The Upper Trinity Regional Water District has authorized $12.5 million in contracts toward designing some components of the project, and workers are making progress on the Leon Hurse Dam and the State Highway 34 bridge that will cross over the North Sulphur River, the water district announced.

That funding is financed by the water district, in part, through the State Water Implementation Fund for Texas, which was created by a 2013 constitutional amendment.

The lake is the latest project to contend with the fast-growing population of North Texas — last year alone, 75,000 people moved to the region — and it will provide water to some of the 325,000 people served by the Upper Trinity Regional Water District, which covers all of Denton County and part of Collin County.

Communities currently served by the Upper Trinity district receive their water from a variety of different sources, including Lewisville Lake. The water is purchased from Dallas Water Utilities.

Lake Ralph Hall is expected to begin delivering water by late 2025 or early 2026, said Jason L. Pierce, UTRWD’s manager of governmental affairs and communications.

But the project, when complete, won’t be enough to contend with the region’s ever-increasing demand for water, officials have said.

Water woes

In 2013, the Texas Tribune reported that Lake Ralph Hall won’t provide one-tenth of what the area is projected to need by 2060. Officials have said they are in the beginning stages of searching for another water source.

The project includes the lake, which is named after the late U.S. Rep. Ralph Hall, who represented the region from 1981 to 2015, and a dam named after Leon Hurse, the former mayor of Ladonia, which sits near the site of the future lake and helped implement the partnership between Ladonia and the water district.

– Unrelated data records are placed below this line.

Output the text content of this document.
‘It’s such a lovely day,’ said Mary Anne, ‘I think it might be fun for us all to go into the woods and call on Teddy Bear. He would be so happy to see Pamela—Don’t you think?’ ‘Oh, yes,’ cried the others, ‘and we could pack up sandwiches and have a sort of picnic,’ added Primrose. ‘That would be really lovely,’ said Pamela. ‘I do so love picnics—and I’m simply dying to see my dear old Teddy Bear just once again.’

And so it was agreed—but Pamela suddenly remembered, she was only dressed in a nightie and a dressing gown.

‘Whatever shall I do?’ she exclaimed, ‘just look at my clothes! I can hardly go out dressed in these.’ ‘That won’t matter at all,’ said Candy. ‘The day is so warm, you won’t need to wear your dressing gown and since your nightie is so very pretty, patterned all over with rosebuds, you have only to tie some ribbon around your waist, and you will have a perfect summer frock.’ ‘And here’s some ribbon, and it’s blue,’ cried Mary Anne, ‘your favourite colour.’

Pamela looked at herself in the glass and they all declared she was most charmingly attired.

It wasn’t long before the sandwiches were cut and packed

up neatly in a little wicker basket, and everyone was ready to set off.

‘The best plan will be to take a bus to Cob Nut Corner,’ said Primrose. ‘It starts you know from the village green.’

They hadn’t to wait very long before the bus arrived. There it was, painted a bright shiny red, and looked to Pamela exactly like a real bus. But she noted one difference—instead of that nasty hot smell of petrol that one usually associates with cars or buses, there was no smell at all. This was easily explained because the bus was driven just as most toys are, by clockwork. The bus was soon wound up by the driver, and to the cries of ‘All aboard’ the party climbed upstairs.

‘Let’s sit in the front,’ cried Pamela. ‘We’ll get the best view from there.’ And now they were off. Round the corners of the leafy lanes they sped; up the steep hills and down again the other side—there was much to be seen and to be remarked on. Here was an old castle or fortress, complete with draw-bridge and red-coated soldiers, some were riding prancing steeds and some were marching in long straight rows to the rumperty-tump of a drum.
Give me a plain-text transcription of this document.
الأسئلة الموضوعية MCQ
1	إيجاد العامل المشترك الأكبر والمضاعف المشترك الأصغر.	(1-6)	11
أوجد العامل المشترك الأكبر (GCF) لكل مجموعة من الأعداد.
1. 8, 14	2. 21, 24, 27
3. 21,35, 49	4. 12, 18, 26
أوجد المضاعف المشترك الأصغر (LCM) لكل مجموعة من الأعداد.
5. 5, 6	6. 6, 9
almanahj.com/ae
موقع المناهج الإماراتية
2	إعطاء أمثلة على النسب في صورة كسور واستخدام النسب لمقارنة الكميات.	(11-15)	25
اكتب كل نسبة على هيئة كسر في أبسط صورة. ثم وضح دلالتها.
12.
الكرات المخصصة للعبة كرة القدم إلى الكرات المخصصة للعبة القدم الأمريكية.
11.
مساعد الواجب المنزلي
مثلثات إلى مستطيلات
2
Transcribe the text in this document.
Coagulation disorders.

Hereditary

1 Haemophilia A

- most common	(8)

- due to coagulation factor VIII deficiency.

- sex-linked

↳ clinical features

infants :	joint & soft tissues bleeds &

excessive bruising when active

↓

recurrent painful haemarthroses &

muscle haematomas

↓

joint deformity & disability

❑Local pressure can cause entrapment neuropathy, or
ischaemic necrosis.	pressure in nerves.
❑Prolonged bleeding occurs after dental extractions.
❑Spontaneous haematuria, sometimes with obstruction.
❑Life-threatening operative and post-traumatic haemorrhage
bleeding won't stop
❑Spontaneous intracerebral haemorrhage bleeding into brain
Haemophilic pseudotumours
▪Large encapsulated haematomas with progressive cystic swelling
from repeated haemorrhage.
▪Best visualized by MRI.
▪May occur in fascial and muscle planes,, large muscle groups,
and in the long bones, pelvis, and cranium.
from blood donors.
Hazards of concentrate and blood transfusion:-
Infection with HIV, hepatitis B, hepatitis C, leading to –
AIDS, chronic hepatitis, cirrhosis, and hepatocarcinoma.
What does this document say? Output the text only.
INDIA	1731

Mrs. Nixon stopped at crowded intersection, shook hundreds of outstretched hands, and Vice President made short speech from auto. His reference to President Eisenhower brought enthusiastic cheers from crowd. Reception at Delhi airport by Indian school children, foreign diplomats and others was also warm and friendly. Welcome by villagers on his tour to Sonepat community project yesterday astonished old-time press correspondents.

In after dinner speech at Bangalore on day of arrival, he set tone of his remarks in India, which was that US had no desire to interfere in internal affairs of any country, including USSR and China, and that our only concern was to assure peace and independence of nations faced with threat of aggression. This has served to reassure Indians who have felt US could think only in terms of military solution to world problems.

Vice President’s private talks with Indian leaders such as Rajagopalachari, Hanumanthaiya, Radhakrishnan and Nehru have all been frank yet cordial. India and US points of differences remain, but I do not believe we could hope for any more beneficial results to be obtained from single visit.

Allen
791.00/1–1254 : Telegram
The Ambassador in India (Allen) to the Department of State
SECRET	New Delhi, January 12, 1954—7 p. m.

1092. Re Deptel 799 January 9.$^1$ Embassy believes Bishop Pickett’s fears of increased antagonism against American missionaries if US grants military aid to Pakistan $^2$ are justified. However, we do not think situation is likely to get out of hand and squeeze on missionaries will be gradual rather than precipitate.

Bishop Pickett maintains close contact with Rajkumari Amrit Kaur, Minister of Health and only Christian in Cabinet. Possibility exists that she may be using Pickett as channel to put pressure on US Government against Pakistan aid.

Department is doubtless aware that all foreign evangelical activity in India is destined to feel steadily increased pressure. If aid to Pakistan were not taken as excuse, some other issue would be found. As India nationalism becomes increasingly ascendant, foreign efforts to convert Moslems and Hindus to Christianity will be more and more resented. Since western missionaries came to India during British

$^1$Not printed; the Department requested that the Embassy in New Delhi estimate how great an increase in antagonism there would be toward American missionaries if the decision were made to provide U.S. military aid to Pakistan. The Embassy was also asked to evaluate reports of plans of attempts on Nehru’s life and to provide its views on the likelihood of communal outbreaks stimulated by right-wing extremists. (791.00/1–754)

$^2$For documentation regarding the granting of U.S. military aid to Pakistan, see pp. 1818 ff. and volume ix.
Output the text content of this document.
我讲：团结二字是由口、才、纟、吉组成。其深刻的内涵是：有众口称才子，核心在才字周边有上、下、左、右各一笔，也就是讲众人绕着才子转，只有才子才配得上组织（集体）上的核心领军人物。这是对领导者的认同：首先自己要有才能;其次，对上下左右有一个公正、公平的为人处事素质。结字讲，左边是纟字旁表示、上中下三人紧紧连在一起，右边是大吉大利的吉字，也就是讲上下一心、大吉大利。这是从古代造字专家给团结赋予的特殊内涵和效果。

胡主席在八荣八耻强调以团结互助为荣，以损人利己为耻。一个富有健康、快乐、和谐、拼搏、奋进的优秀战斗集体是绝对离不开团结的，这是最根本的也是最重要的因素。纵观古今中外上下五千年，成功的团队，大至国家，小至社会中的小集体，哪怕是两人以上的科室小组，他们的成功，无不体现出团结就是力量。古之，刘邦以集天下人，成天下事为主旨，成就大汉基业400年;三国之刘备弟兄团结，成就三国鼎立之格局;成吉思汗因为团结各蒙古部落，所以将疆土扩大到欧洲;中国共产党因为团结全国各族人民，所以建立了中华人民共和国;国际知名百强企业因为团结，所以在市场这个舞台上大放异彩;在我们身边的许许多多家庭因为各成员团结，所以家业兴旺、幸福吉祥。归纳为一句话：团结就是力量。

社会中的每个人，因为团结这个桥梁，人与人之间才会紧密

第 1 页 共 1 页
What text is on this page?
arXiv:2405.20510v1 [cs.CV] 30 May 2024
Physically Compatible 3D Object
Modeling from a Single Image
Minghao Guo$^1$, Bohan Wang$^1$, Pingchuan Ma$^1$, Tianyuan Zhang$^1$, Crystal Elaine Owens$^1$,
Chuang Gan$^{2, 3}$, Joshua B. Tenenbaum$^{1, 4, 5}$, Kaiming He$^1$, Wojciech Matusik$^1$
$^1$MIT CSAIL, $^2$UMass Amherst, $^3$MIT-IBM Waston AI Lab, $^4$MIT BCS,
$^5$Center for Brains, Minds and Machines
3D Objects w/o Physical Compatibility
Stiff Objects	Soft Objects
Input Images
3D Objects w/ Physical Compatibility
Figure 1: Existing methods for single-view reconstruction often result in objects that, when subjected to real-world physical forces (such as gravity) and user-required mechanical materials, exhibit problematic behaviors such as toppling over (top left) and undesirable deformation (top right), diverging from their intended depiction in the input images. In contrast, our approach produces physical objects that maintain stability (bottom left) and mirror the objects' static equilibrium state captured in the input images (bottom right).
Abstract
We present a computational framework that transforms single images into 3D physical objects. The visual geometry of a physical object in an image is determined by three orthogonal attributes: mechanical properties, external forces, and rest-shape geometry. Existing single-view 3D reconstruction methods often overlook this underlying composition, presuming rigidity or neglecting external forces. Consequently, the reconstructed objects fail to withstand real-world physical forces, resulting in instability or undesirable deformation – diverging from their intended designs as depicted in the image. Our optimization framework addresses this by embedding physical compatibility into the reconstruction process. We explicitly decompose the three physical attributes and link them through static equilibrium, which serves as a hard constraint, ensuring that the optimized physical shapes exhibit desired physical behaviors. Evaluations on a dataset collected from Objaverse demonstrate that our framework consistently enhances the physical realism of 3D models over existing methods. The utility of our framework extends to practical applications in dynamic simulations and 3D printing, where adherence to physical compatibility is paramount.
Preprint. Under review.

Once completed, the lake is expected to cover 12 square miles of surface area and provide up to 54 million gallons of water every day to 23 cities and towns.

While construction of the lake has faced opposition — including from residents concerned about the potential for rising water costs and environmentalists concerned about the lake’s effect on wildlife and a large fossil park near Ladonia — water officials have said it is the best solution to what otherwise might be a water crisis.

Another Fannin County reservoir, Bois d’Arc Lake, is expected to begin providing water to 1.8 million people served by a different water district next year.